Steve, with all due deference to you, in absolute terms, you never stop upgrading if you can afford it until you have a gigantic listening room that's fully, acoustically treated and was built out for audio in mind and it has no noise pollution..
In the normal world, you are looking at how much speakers/subs your room can take, how much noise is in your listening environment and how much treatment can your room accommodate. Also, if your amps have a SNR below 120dB as well as broadband distortion less than 0.01%, there's a good chance you will hear no difference between competitive models. The only difference will be with amps that are more likely to change their behavior with highly reactive speakers (less load intolerance).

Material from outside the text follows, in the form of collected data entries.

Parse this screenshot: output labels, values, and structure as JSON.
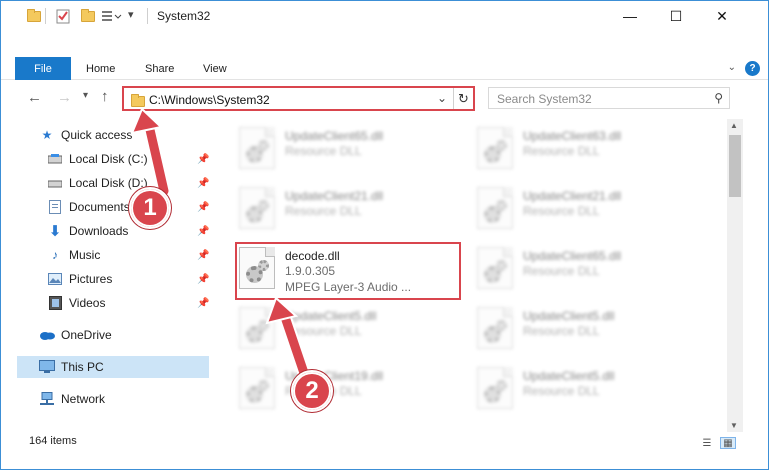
{
  "window": {
    "title": "System32",
    "controls": {
      "minimize": "—",
      "maximize": "☐",
      "close": "✕"
    }
  },
  "ribbon": {
    "file_tab": "File",
    "tabs": [
      "Home",
      "Share",
      "View"
    ],
    "help": "?"
  },
  "navigation": {
    "address": "C:\\Windows\\System32",
    "search_placeholder": "Search System32"
  },
  "sidebar": {
    "items": [
      {
        "label": "Quick access",
        "icon": "star-icon"
      },
      {
        "label": "Local Disk (C:)",
        "icon": "drive-icon",
        "pinned": true
      },
      {
        "label": "Local Disk (D:)",
        "icon": "drive-icon",
        "pinned": true
      },
      {
        "label": "Documents",
        "icon": "documents-icon",
        "pinned": true
      },
      {
        "label": "Downloads",
        "icon": "download-icon",
        "pinned": true
      },
      {
        "label": "Music",
        "icon": "music-icon",
        "pinned": true
      },
      {
        "label": "Pictures",
        "icon": "pictures-icon",
        "pinned": true
      },
      {
        "label": "Videos",
        "icon": "videos-icon",
        "pinned": true
      },
      {
        "label": "OneDrive",
        "icon": "cloud-icon"
      },
      {
        "label": "This PC",
        "icon": "computer-icon",
        "selected": true
      },
      {
        "label": "Network",
        "icon": "network-icon"
      }
    ]
  },
  "files": [
    {
      "name": "UpdateClient65.dll",
      "type": "Resource DLL",
      "blurred": true
    },
    {
      "name": "UpdateClient63.dll",
      "type": "Resource DLL",
      "blurred": true
    },
    {
      "name": "UpdateClient21.dll",
      "type": "Resource DLL",
      "blurred": true
    },
    {
      "name": "UpdateClient21.dll",
      "type": "Resource DLL",
      "blurred": true
    },
    {
      "name": "decode.dll",
      "version": "1.9.0.305",
      "type": "MPEG Layer-3 Audio ...",
      "blurred": false
    },
    {
      "name": "UpdateClient65.dll",
      "type": "Resource DLL",
      "blurred": true
    },
    {
      "name": "UpdateClient5.dll",
      "type": "Resource DLL",
      "blurred": true
    },
    {
      "name": "UpdateClient5.dll",
      "type": "Resource DLL",
      "blurred": true
    },
    {
      "name": "UpdateClient19.dll",
      "type": "Resource DLL",
      "blurred": true
    },
    {
      "name": "UpdateClient5.dll",
      "type": "Resource DLL",
      "blurred": true
    }
  ],
  "status": {
    "item_count": "164 items"
  },
  "annotations": {
    "step1": "1",
    "step2": "2"
  },
  "colors": {
    "accent": "#1979ca",
    "highlight": "#d9454d",
    "selection": "#cce4f7"
  }
}
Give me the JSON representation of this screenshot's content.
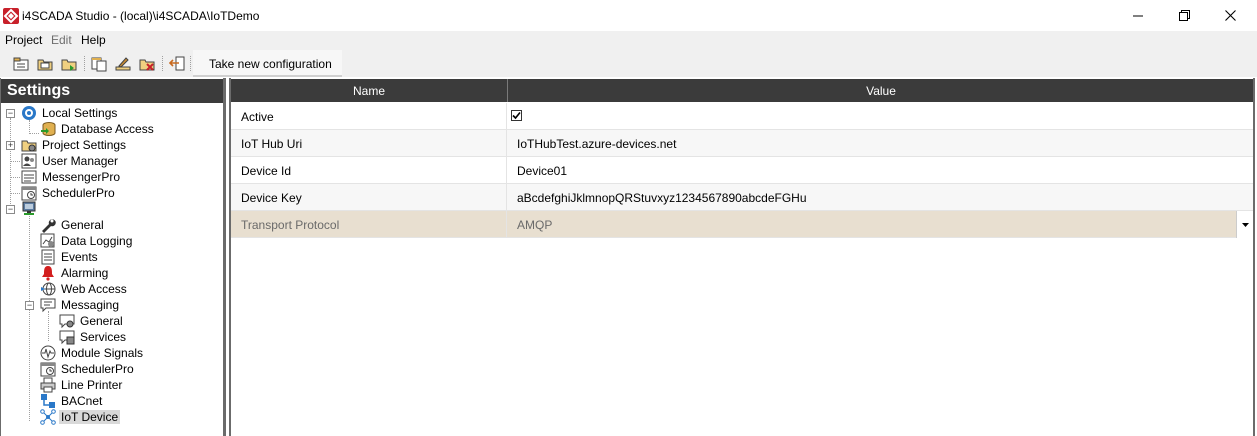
{
  "window": {
    "title": "i4SCADA Studio - (local)\\i4SCADA\\IoTDemo"
  },
  "menu": {
    "project": "Project",
    "edit": "Edit",
    "help": "Help"
  },
  "toolbar": {
    "take_config_label": "Take new configuration",
    "icons": [
      "new-project-icon",
      "open-project-icon",
      "import-icon",
      "copy-icon",
      "upload-icon",
      "delete-icon",
      "exit-icon"
    ]
  },
  "settings_panel": {
    "header": "Settings",
    "items": [
      {
        "label": "Local Settings",
        "icon": "gear-icon"
      },
      {
        "label": "Database Access",
        "icon": "database-icon"
      },
      {
        "label": "Project Settings",
        "icon": "project-settings-icon"
      },
      {
        "label": "User Manager",
        "icon": "user-manager-icon"
      },
      {
        "label": "MessengerPro",
        "icon": "messenger-icon"
      },
      {
        "label": "SchedulerPro",
        "icon": "scheduler-icon"
      },
      {
        "label": "",
        "icon": "computer-icon"
      },
      {
        "label": "General",
        "icon": "wrench-icon"
      },
      {
        "label": "Data Logging",
        "icon": "data-logging-icon"
      },
      {
        "label": "Events",
        "icon": "events-icon"
      },
      {
        "label": "Alarming",
        "icon": "alarm-bell-icon"
      },
      {
        "label": "Web Access",
        "icon": "web-access-icon"
      },
      {
        "label": "Messaging",
        "icon": "messaging-icon"
      },
      {
        "label": "General",
        "icon": "messaging-general-icon"
      },
      {
        "label": "Services",
        "icon": "messaging-services-icon"
      },
      {
        "label": "Module Signals",
        "icon": "module-signals-icon"
      },
      {
        "label": "SchedulerPro",
        "icon": "scheduler-icon"
      },
      {
        "label": "Line Printer",
        "icon": "printer-icon"
      },
      {
        "label": "BACnet",
        "icon": "bacnet-icon"
      },
      {
        "label": "IoT Device",
        "icon": "iot-device-icon"
      }
    ]
  },
  "grid": {
    "columns": {
      "name": "Name",
      "value": "Value"
    },
    "rows": [
      {
        "name": "Active",
        "value": "",
        "checked": true
      },
      {
        "name": "IoT Hub Uri",
        "value": "IoTHubTest.azure-devices.net"
      },
      {
        "name": "Device Id",
        "value": "Device01"
      },
      {
        "name": "Device Key",
        "value": "aBcdefghiJklmnopQRStuvxyz1234567890abcdeFGHu"
      },
      {
        "name": "Transport Protocol",
        "value": "AMQP"
      }
    ]
  },
  "colors": {
    "accent": "#c8202a",
    "header_bg": "#3b3b3b",
    "selected_row": "#e8dfd0"
  }
}
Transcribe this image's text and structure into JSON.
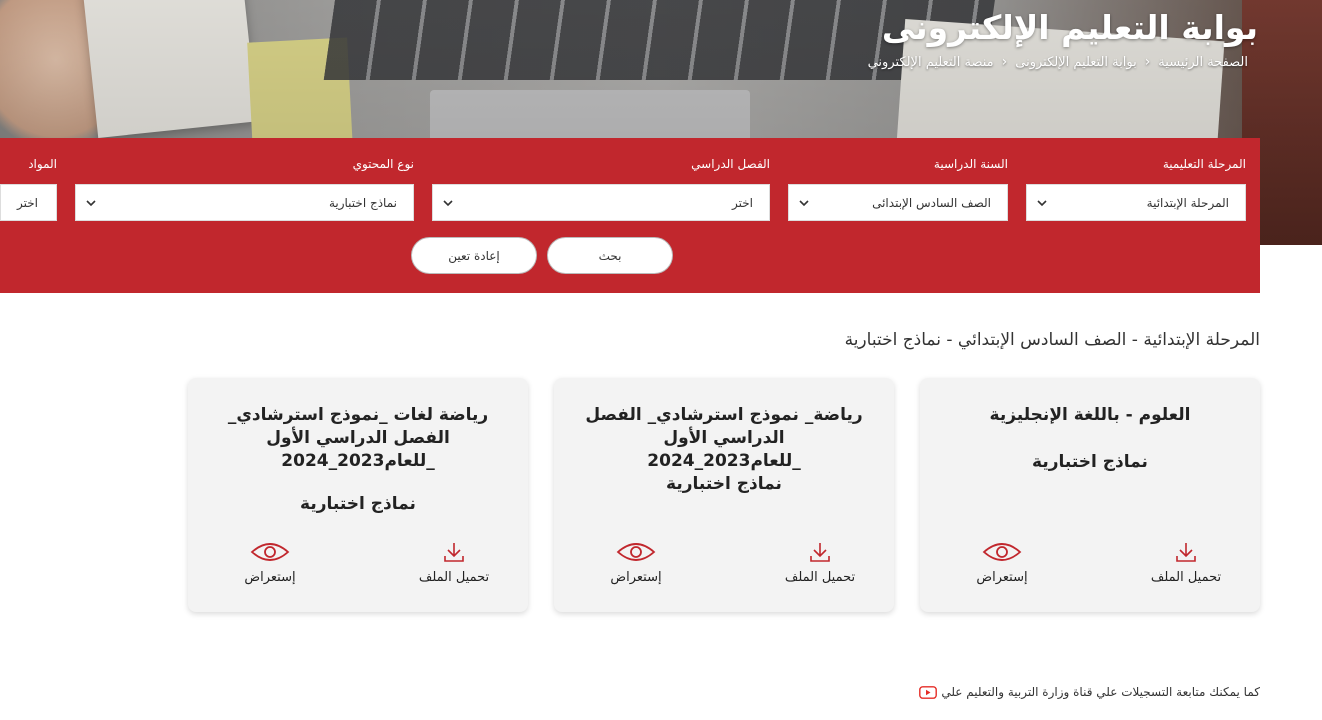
{
  "header": {
    "title": "بوابة التعليم الإلكترونى",
    "breadcrumb": [
      "الصفحة الرئيسية",
      "بوابة التعليم الإلكترونى",
      "منصة التعليم الإلكتروني"
    ]
  },
  "filters": {
    "stage": {
      "label": "المرحلة التعليمية",
      "value": "المرحلة الإبتدائية"
    },
    "year": {
      "label": "السنة الدراسية",
      "value": "الصف السادس الإبتدائى"
    },
    "term": {
      "label": "الفصل الدراسي",
      "value": "اختر"
    },
    "content_type": {
      "label": "نوع المحتوي",
      "value": "نماذج اختبارية"
    },
    "subject": {
      "label": "المواد",
      "value": "اختر"
    },
    "search_label": "بحث",
    "reset_label": "إعادة تعين"
  },
  "results": {
    "heading": "المرحلة الإبتدائية - الصف السادس الإبتدائي - نماذج اختبارية",
    "cards": [
      {
        "title": "العلوم - باللغة الإنجليزية",
        "type": "نماذج اختبارية",
        "download": "تحميل الملف",
        "view": "إستعراض"
      },
      {
        "title": "رياضة_ نموذج استرشادي_ الفصل الدراسي الأول _للعام2023_2024",
        "type": "نماذج اختبارية",
        "download": "تحميل الملف",
        "view": "إستعراض"
      },
      {
        "title": "رياضة لغات _نموذج استرشادي_ الفصل الدراسي الأول _للعام2023_2024",
        "type": "نماذج اختبارية",
        "download": "تحميل الملف",
        "view": "إستعراض"
      }
    ]
  },
  "footer": {
    "note": "كما يمكنك متابعة التسجيلات علي قناة وزارة التربية والتعليم علي"
  },
  "colors": {
    "brand_red": "#c1272d",
    "icon_red": "#c1272d",
    "youtube_red": "#e52d27"
  }
}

Having been around for a million years, here are my thoughts:
- You upgrade speakers after about 10-15 years. They'll still sound good, but will no longer be great for their price and could be somewhat worked out. Speakers keep getting better all the time.
- If you've bought really great electronics these days (Benchmark AHB-2 or such), you only replace it when it fails. Swapping out amps regularly is a fools errand.

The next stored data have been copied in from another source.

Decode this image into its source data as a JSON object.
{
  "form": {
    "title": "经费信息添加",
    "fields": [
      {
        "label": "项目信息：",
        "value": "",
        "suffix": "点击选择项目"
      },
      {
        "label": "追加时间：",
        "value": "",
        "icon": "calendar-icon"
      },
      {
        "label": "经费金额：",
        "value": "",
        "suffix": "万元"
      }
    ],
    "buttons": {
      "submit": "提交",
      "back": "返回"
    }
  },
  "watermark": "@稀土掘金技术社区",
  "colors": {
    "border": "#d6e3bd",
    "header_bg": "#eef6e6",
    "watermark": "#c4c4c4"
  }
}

- Also, when are talking about any DAC's, pre's, pre/pro's, that stuff is so good now that there is no improvement they can make that will be audible with an upgrade in most cases. Sorry, but it's true. If you have a $500 home theater receiver, sure. If you have really good separates, it's most likely a waste of time and money. drive them into the ground until something goes wrong... just like a car.
I remember going to a place in Jenkintown, PA that sold new and used equipment and had been running an ad for years in the back of Audio Magazine in the 70's, 80's and 90's. Very cool joint. I was there to check out the Carver Sub, but was amazed by the amount of used, high-end gear there. Some was not even old.

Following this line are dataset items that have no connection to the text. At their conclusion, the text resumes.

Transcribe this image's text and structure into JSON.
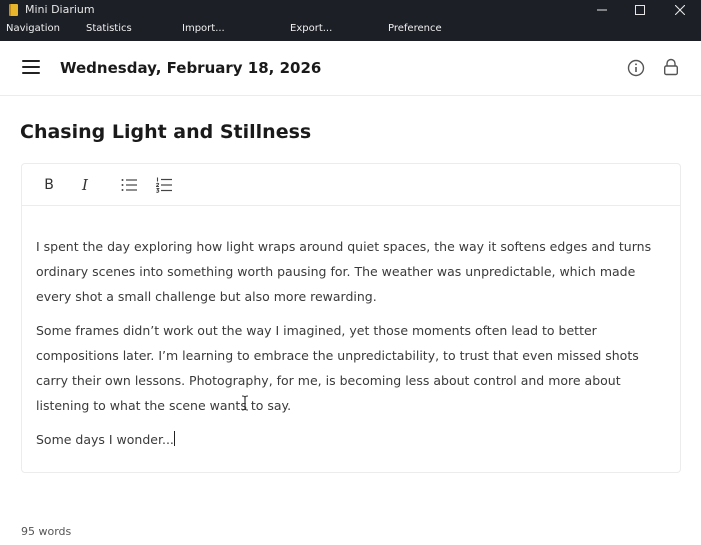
{
  "window": {
    "title": "Mini Diarium"
  },
  "menu": [
    "Navigation",
    "Statistics",
    "Import...",
    "Export...",
    "Preference"
  ],
  "header": {
    "date": "Wednesday, February 18, 2026"
  },
  "entry": {
    "title": "Chasing Light and Stillness",
    "paragraphs": [
      "I spent the day exploring how light wraps around quiet spaces, the way it softens edges and turns ordinary scenes into something worth pausing for. The weather was unpredictable, which made every shot a small challenge but also more rewarding.",
      "Some frames didn’t work out the way I imagined, yet those moments often lead to better compositions later. I’m learning to embrace the unpredictability, to trust that even missed shots carry their own lessons. Photography, for me, is becoming less about control and more about listening to what the scene wants to say.",
      "Some days I wonder..."
    ]
  },
  "toolbar": {
    "bold": "B",
    "italic": "I"
  },
  "footer": {
    "word_count": "95 words"
  },
  "icons": {
    "menu": "hamburger-icon",
    "info": "info-icon",
    "lock": "lock-icon",
    "bullet_list": "bullet-list-icon",
    "numbered_list": "numbered-list-icon"
  },
  "colors": {
    "titlebar": "#1c1f26",
    "app_icon": "#e7b52c",
    "text": "#1a1a1a",
    "body_text": "#3a3a3a"
  }
}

The salesman told me, "Some of these power amps (really great stuff) were bought here a year or two ago." These guys were chasing the upgrade dream where it's not about the sound, it's about the status of owning the equipment and how good that makes them feel.
Steve, I think you'd be hard pressed to find better passive speakers, at their price, than the ones you have. Personally, in my home theater, I'm using five LS50's and four, Rythmik servo subs. Hey My rig can produce more bass, more cleanly than yours. So what? You still have a great pair of speakers that probably has nicer treble. So what?
Do I want a better system than this? Sure! Do I need one to clearly hear the music in a treated room with Dirac running? Most likely not.
Unless you envy equipment more than the music it's playing or you bought a piece of crap to begin with, there is no reason to replace anything in your system until starts failing or you are doing a big upgrade. Do not become an audio equipment junkie.